We all know that climate change is going on. We also know, that there are a lot of issues and ethical problems with food production, especially around animal products.
WWF came to us, to find a solution, how we can convince employees to make more sustainable food choices at their work, this said, we were asked to change behaviour around food. To make the concept successful for WWF, the final concept had to be simple, low-cost, mobile, easy in and out, with a low impact on the organisation and scalable to other companies.
Type of project: Student project
Project time: 4 months
Team members: Anandita Punji, Bugra Kantar, Thomas Ruitenberg
Later, we also added “rewarding” to the requirements for our final concept, as we identified the importance of a working reward system for the success of behaviour change. Interesting to mention here, is the the Hook Model, developed by the behavioural economist Nir Eyal. To form new habits in users, you need triggers, an action, a variable reward, and a continuous investment by the user.
Due to the broad topic but also limitations, we had several concept explorations in the beginning. With our client, we decided to go for one direction, the idea of challenging cards. Each day, you would draw a challenge to perform for the day, until you did all of them. According to the BJ fogg’s behaviour model, to create behaviour change, you need motivation combined with the ability to do an action, to make the prompt (call for action, trigger) successful. We made sure to include all of these elements to our challenges. The motivation, in form of the why do the challenge, the ability, in form of simplicity of the challenge, and the prompt, in form of the challenge itself.
Nevertheless the concept still lacked a variable reward. Of course, the user would feel the satisfaction of having done all challenge cards, but it is a long-term reward and not meaningful enough. To add an extra layer of satisfaction for short- and long-term rewards, we decided to add a cardholder in which more persuasion methods would be integrated to make our concept more engaging for our user. In addition, I researched about more persuasion examples.
Facebook created one of the most famous triggers out there. A red icon which calls for attention, through its popping colour, but also its triggered suspense about the unknown.
That is why we added popping colours to the challenge cards and covered the challenges, so that each day stays a surprise.
Another nice example is the jigsaw puzzle. We all know the satisfying feeling of putting pieces in their right slots, especially the last piece. We translated this phenomenon to our concept, by creating fitting slots for each card.

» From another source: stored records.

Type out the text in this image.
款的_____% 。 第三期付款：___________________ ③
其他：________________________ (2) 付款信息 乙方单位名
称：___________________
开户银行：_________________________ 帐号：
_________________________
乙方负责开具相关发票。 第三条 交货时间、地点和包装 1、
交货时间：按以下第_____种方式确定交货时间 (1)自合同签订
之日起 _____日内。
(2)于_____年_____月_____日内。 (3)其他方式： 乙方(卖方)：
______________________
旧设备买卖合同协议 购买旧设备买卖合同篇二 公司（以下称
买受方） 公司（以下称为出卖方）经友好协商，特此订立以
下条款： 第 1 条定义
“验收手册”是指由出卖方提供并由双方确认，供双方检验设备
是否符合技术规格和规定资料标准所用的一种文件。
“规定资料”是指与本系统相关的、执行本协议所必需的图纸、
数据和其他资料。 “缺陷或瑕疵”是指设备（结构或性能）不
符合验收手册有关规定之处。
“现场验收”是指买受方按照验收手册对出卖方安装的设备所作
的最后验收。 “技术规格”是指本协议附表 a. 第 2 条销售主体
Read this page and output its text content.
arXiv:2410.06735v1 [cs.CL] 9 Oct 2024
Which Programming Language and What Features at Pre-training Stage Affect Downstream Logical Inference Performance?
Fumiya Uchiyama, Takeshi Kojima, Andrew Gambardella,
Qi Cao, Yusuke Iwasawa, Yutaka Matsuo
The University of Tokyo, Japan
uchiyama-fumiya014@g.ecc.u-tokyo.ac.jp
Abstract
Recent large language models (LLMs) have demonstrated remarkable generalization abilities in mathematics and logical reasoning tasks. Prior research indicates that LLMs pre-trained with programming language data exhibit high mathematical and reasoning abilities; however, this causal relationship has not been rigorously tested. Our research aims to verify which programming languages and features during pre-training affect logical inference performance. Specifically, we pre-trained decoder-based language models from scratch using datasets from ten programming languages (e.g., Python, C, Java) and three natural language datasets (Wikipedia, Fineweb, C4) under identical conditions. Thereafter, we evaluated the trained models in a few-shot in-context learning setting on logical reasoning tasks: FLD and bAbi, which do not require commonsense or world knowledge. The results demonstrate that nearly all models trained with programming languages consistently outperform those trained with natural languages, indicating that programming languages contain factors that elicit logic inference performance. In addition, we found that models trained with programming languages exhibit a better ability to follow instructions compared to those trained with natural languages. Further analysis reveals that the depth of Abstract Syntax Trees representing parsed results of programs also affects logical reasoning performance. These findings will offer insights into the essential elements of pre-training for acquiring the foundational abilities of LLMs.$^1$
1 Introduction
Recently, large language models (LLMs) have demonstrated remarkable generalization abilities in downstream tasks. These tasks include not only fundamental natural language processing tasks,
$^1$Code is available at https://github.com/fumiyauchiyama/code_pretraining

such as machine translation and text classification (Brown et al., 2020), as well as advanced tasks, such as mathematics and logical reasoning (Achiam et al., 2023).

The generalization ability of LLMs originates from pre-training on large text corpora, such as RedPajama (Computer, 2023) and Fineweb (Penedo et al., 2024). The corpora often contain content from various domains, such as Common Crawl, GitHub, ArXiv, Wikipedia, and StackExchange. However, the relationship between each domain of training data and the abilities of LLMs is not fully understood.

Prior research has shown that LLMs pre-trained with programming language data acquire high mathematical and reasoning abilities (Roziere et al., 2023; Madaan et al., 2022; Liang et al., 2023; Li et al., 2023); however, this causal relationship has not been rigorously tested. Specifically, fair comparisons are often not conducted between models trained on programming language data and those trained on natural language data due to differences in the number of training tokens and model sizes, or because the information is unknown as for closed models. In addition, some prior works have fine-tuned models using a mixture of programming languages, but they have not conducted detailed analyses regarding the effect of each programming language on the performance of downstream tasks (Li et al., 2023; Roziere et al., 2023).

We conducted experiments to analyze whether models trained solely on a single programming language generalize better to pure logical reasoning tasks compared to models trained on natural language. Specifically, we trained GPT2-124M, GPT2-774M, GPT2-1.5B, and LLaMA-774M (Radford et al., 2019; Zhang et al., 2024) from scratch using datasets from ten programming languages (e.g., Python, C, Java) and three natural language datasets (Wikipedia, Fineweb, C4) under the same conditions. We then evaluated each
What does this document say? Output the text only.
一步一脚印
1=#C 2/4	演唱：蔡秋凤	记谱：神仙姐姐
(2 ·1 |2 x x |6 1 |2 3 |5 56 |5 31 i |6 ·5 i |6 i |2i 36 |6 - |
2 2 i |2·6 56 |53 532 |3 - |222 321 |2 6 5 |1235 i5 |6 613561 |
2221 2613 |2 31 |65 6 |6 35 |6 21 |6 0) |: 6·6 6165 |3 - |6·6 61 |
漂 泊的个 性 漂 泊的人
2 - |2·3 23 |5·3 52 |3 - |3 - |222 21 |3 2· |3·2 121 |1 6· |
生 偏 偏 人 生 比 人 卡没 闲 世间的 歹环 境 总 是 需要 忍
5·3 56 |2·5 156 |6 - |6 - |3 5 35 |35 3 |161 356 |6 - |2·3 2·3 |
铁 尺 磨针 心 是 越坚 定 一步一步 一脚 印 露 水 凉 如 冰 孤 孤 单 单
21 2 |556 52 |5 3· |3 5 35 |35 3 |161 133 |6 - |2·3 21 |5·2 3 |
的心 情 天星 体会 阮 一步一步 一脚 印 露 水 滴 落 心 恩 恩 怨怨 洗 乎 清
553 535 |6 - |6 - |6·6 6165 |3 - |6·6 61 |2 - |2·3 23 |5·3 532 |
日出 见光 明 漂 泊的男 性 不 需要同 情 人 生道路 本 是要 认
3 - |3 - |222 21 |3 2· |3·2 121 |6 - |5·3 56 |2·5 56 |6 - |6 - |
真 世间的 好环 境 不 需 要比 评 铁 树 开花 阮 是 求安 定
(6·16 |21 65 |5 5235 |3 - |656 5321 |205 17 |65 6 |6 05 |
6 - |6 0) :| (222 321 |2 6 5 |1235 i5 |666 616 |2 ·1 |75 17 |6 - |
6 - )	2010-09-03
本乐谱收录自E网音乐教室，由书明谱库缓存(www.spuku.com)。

In our user tests, we received mostly positive feedback about the challenge cards, but also negative, like the lack of strong immediate rewards. Because of that we developed several concepts around rewards. We made a dollar test with some users, who decided which rewards would be the most fulfilling one for them. Light was the most favoured feature by the participants. Needless to say, there was the dilemma of using only recyclable and sustainable materials for the production against the need of using variable and meaningful rewards. That is why we decided that our product would travel with WWF to different companies to create a long life-cycle, plus using recyclable materials as much as possible.
Each employee, who wants to participate, receives a box with an instruction paper. From now on, for 20 working days, they draw a challenge card to perform during work. With each successful performed card, which is put in its slot on the top, one side will light up for some seconds. With each day more sides will light up, with a changing color for each week. By the end of the month all slots will be filled and the employee will feel the satisfying feeling of success and proudness on an individual level.
For the collective success, there is a public “bee comb”, in which the finished box will be put in. Together the company can fill the installation, and realise the impact of the individual on the collective. It is a fitting metaphor, and also hints to the symbol of climate change, the bee itself.